Giving an orphan a name is proclaiming that she has a place in this world, a group of people with whom to belong.
While discussing it one morning, Matt brought up a girls name I had mentioned before, when I was pregnant with Katie. It's unusual - found in the New Testament. Matt likes traditional names so for him to suggest this name was very interesting. Once he assured me he was serious, I looked up the chapters to the story:
Mark 21-24 After Jesus crossed over by boat, a large crowd met him at the seaside. One of the meeting-place leaders named Jairus came. When he saw Jesus, he fell to his knees, beside himself as he begged, “My dear daughter is at death’s door. Come and lay hands on her so she will get well and live.” Jesus went with him, the whole crowd tagging along, pushing and jostling him.
35 While he was still talking, some people came from the leader’s house and told him, “Your daughter is dead. Why bother the Teacher any more?”
36 Jesus overheard what they were talking about and said to the leader, “Don’t listen to them; just trust me.”
37-40 He permitted no one to go in with him except Peter, James, and John. They entered the leader’s house and pushed their way through the gossips looking for a story and neighbors bringing in casseroles. Jesus was abrupt: “Why all this busybody grief and gossip? This child isn’t dead; she’s sleeping.” Provoked to sarcasm, they told him he didn’t know what he was talking about.

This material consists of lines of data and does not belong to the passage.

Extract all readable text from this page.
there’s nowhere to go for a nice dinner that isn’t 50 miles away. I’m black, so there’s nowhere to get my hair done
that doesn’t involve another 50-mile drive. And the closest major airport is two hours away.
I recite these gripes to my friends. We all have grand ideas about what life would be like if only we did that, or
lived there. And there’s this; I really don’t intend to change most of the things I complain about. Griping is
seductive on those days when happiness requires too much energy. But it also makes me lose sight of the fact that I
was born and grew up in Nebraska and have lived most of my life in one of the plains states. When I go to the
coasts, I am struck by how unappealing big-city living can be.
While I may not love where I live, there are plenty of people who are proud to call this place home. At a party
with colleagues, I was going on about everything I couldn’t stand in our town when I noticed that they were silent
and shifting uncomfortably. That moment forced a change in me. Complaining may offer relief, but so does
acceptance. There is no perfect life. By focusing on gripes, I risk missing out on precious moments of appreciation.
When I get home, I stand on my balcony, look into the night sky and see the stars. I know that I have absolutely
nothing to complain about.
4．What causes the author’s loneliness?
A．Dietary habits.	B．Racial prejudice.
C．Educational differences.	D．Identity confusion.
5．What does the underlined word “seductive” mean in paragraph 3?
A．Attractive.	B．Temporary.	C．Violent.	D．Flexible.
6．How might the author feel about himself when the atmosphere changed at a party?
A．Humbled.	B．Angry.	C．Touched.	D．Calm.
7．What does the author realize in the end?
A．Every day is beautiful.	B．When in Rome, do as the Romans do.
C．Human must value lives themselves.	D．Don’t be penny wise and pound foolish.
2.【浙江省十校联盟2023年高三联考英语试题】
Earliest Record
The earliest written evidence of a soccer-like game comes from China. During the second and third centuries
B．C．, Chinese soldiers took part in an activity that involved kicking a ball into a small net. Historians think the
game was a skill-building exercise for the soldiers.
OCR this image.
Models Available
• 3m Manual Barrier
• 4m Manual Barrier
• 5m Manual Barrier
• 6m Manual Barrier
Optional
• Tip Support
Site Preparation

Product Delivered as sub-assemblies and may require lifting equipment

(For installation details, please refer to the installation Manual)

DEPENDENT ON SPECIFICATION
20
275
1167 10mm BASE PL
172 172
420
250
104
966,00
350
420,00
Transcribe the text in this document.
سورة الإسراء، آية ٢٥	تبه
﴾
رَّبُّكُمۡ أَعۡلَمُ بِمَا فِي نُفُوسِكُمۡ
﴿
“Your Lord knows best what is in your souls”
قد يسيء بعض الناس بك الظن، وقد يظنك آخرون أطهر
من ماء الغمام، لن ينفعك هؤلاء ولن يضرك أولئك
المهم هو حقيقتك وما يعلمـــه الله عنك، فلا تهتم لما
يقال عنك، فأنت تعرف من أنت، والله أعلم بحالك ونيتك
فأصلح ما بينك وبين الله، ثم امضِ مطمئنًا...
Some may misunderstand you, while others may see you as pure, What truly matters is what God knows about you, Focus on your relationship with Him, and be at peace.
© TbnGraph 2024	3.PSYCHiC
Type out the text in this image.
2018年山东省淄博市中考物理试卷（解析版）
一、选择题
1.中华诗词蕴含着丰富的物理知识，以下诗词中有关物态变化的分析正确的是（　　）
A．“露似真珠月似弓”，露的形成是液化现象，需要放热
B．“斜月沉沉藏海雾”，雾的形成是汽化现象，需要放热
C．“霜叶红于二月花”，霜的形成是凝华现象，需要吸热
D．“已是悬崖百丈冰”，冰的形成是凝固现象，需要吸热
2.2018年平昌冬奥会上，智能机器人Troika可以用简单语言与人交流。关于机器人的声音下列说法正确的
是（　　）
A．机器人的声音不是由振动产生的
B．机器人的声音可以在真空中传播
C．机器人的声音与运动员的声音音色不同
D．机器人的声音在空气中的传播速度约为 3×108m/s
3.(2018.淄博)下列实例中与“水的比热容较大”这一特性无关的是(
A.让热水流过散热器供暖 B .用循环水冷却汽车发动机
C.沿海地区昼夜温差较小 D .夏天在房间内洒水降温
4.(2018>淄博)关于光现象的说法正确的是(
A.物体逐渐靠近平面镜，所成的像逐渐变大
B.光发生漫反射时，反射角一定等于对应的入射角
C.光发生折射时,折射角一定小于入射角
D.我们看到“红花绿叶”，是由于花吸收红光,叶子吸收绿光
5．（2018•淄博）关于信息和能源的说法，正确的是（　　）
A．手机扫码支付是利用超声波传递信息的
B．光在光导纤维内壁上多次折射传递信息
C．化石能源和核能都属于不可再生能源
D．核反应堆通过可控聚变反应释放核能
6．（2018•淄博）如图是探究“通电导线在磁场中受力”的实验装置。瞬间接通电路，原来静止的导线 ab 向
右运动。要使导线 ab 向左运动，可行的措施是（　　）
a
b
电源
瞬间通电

40-43 But when he had sent them all out, he took the child’s father and mother, along with his companions, and entered the child’s room. He clasped the girl’s hand and said, “Talitha koum,” which means, “Little girl, get up.” At that, she was up and walking around! This girl was twelve years of age. They, of course, were all beside themselves with joy.
Talitha - little girl in Aramaic (pronounced like Tabitha with a l - emphasis on the first syllable). A story of a precious little one who was dead - and then alive. I read the story and got chills. This was her name.
Talitha, you are ours. You belong. You are loved.
This is no savior complex for us. The nitty gritty truth at the heart of adoption has nothing to do with us but with God. Even while we ignored him and threw tantrums like a toddler, He loved us. Like petulant children who wail and cry at a parent for not letting them do something dangerous, we were fools and tried to steer the course of our own lives.
But He loved us. And pursued us with relentless passion. He brought us into His glorious light and adopted us as sons - piecing us together into His family and calling us His own.
We are His. We belong. We are loved.
There is nothing in this story that catapults us into the spotlight. Two heroic, unselfish people who sacrifice it all so a poor orphan can someday thank her rescuers. This is not that at all.
The truth is that we love because He first loved us.
We give and help and serve because He is good and kind to us.
We rescue because we, in fact, are the rescued.
He has given us life -real life. Not the waking, eating, breathing, sleeping, existing life. But the on and on and on forever life. The exploding with good things life. The life that only the once held captive and now set free can really live.
Talitha koum. Get up, little girl - it's time for life.